Optimal additive approaches will be developed by AIMPLAS to i) protect polymers during compounding and processing and during their lifespan, ii) improve their processing behaviour, iii) increase melt strength and molecular weight, and iv) improve specific functional properties related to their end use. Wherever possible additives, additional compounds or fillers recovered from the Creasolv® process, will be considered for these roles, closing further material recovery and reuse loops.

 

Technical work is well underway to obtain and evaluate a wide selection of waste material streams representing the variety of material types which the MultiCycle pilot plant might be expected to handle, and to identify from this a broad window of suitable waste stream requirements within which economic and practical processing could take place.

Using their reach into the relevant supply and value chains, partners such as ArkemaBond LaminatesFARPLAS, and Amcor have secured numerous samples of both industrial scrap and post-consumer wastes and sent these back to a hub location at Fraunhofer IVV, the Fraunhofer Institute for Process Engineering and Packaging. Both laboratory characterization and experimentation on an existing CreaSolv® small-scale pilot plant is being used to parameterize the MultiCycle process, and to inform the design of a 25 kg/h scale, continuous pilot plant concept, including suitable monitoring systems for plastic waste composition tracking and process control being developed by IRIS Technology Group.

Trials at this stage will be dealing ultimately with representative, tailor-made samples of around 100 kg of targeted waste streams, which will be processed over multiple batches to allow testing of process stability and multiple use of recovered solvents. This will also enable the quality of recovered target polymers to be assessed and will provide samples for post-processing.

Work during the early months of the project has produced an up to date review of the technical and patent literature dealing with recycling processes for MultiCycle’s target multi-materials and established the specifications for the different processes involved in material recovery and reprocessing, providing an understand of the requirements of converters and end users in terms of properties, price etc. for the resulting secondary raw materials produced.

A review of the relevant literature and industry trends has been assembled which offers a broad view of the current state of play with respect to plastic waste generation and the current state of the art in recycling technology.

The regulatory drive to establish higher recycling targets means that the recycling sector must be developed in the coming years, however the current options for the MultiCycle target materials are limited: both multi-material/multi-layer flexible packaging and reinforced plastics in End of Life Vehicles (ELV) are predominantly sent for fuel/energy recovery.

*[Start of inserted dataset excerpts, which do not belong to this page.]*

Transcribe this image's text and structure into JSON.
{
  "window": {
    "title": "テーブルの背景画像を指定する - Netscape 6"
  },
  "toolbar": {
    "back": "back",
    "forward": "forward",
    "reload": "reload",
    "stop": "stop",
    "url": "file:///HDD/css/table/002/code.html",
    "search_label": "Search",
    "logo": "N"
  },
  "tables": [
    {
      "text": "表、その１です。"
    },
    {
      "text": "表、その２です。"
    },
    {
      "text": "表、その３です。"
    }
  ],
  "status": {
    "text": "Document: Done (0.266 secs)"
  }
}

In view of their limited recycling options, the growth of the Fibre Reinforced Plastics (FRP) market in both carbon and glass fibre reinforced materials, does not help in meeting the goals of the ELV Directive. This presents an opportunity for MultiCycle, and especially the CreaSolv® selective material recovery technology at the heart of the project, which has the potential to increase the recycling volume of multi-layer packaging and FRP, and to do so producing high quality recovered polymeric and other materials including fibres.

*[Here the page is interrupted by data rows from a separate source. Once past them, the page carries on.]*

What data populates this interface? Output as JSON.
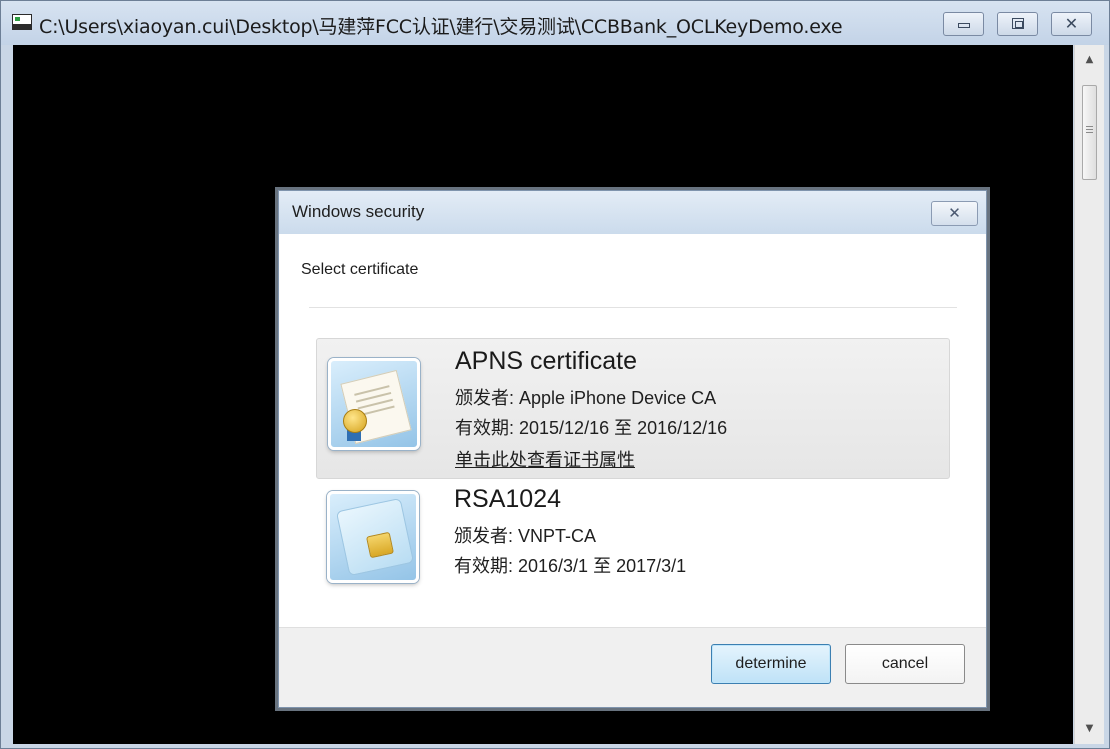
{
  "window": {
    "title": "C:\\Users\\xiaoyan.cui\\Desktop\\马建萍FCC认证\\建行\\交易测试\\CCBBank_OCLKeyDemo.exe",
    "minimize_icon": "minimize-icon",
    "maximize_icon": "maximize-icon",
    "close_glyph": "✕"
  },
  "dialog": {
    "title": "Windows security",
    "close_glyph": "✕",
    "subtitle": "Select certificate",
    "certificates": [
      {
        "name": "APNS certificate",
        "issuer": "颁发者: Apple iPhone Device CA",
        "validity": "有效期: 2015/12/16 至 2016/12/16",
        "properties_link": "单击此处查看证书属性",
        "icon": "certificate-seal-icon",
        "selected": true
      },
      {
        "name": "RSA1024",
        "issuer": "颁发者: VNPT-CA",
        "validity": "有效期: 2016/3/1 至 2017/3/1",
        "icon": "smart-card-icon",
        "selected": false
      }
    ],
    "ok_label": "determine",
    "cancel_label": "cancel"
  },
  "scrollbar": {
    "up_glyph": "▲",
    "down_glyph": "▼"
  },
  "colors": {
    "console_background": "#000000",
    "selected_row": "#ebebeb",
    "default_button_border": "#3c7fb1"
  }
}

The regulatory drive to establish higher recycling targets combined with limited current recycling options for the relevant target materials presents an opportunity for MultiCycle.

Consideration of the solvent-based CreaSolv® process requirements has shown that these have a large share in the selection of the respective technical components. With the help of the installed pilot plant, the entire plant technology is to be achieved by a smooth up-scaling to Technology Readiness Level (TRL) 7. Furthermore critical process parameters that may influence the stable operation of the plant have been identified, and initial information provided on possible monitoring systems, and on which components of a motor vehicle can be used within the framework of the project to increase the recycling quota of ELVs.